L'histoire de l'avortement et de la parturition provoquée est un sujet complexe et chargé d'émotions, traversant les époques et les cultures. Cet article explore les aspects historiques de ces pratiques, en s'appuyant sur des sources documentaires et des études scientifiques.

L'invention du Zoo-Tensiomètre

Le Zoo-Tensiomètre, un appareil conçu pour mesurer la tension artérielle chez les animaux tels que les chevaux, les bœufs et les chiens, est composé de plusieurs éléments essentiels :

  • Un mano-oscillomètre, enfermé dans un boîtier cylindrique compact, léger et facile à manipuler.

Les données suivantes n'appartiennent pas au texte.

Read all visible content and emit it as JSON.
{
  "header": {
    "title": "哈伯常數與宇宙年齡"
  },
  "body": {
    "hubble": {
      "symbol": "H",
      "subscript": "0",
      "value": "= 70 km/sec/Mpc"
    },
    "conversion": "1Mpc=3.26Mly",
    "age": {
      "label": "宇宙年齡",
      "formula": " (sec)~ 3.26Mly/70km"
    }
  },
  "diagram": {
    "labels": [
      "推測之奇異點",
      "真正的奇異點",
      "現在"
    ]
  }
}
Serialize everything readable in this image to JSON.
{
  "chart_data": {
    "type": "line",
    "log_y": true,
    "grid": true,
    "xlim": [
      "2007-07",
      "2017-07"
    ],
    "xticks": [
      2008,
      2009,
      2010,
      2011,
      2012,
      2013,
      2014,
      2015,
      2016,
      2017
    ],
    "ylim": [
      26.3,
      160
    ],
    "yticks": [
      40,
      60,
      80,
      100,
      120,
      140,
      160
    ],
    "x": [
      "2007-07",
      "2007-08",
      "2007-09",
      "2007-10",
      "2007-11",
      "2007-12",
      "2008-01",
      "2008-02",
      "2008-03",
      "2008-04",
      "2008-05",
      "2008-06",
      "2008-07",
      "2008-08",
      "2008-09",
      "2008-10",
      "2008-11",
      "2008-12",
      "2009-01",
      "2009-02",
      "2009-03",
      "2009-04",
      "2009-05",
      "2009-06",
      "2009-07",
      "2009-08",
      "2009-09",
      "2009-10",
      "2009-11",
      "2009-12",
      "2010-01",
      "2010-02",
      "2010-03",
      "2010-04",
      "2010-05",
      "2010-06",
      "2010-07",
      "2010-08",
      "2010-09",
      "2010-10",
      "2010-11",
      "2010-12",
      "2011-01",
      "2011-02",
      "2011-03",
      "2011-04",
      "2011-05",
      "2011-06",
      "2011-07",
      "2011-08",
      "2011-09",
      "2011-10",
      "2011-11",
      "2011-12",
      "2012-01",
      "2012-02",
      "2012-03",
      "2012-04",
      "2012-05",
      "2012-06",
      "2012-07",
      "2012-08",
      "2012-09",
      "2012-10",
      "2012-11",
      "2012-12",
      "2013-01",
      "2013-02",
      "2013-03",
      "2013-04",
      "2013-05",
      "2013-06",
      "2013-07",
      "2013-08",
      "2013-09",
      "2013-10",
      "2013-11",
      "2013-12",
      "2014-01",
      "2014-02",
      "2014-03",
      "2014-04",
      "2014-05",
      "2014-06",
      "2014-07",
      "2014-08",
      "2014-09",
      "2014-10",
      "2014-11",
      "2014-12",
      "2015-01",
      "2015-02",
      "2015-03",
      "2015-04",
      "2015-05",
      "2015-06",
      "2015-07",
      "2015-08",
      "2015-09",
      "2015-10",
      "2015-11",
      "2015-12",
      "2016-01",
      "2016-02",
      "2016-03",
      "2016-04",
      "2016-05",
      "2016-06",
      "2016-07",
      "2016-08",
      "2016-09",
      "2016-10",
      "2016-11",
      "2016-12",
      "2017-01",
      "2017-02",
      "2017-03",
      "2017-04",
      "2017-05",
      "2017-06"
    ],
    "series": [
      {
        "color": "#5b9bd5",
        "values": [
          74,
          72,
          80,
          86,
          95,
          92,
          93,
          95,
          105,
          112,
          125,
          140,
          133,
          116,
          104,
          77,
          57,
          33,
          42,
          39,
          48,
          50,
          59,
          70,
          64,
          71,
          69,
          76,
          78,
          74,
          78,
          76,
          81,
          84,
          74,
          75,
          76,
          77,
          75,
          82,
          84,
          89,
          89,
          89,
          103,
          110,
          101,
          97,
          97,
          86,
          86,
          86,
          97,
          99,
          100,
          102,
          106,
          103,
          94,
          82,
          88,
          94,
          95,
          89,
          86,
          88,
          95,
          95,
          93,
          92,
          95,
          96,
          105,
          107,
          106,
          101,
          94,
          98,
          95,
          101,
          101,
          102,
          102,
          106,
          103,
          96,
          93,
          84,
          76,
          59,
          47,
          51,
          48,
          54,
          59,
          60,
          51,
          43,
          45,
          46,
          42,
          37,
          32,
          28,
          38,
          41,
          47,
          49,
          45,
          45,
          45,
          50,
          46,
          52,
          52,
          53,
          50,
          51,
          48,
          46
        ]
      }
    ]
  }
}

L'aiguille du manomètre se déplace sur un cadran gradué en centimètres de mercure, tandis que l'oscillomètre, actionné par une cellule de Vidi, fonctionne selon le principe des appareils oscillométriques pour mesurer la tension moyenne.

  • Des brassards spéciaux en cuir souple, munis de courroies larges et solides avec des boucles et des trous rapprochés. Leur forme trapézoïdale est conçue pour s'adapter aux régions anatomiques spécifiques des animaux.

  • Un manchon pneumatique composé de deux manchettes séparées de largeur inégale, suivant le principe d'Amblard.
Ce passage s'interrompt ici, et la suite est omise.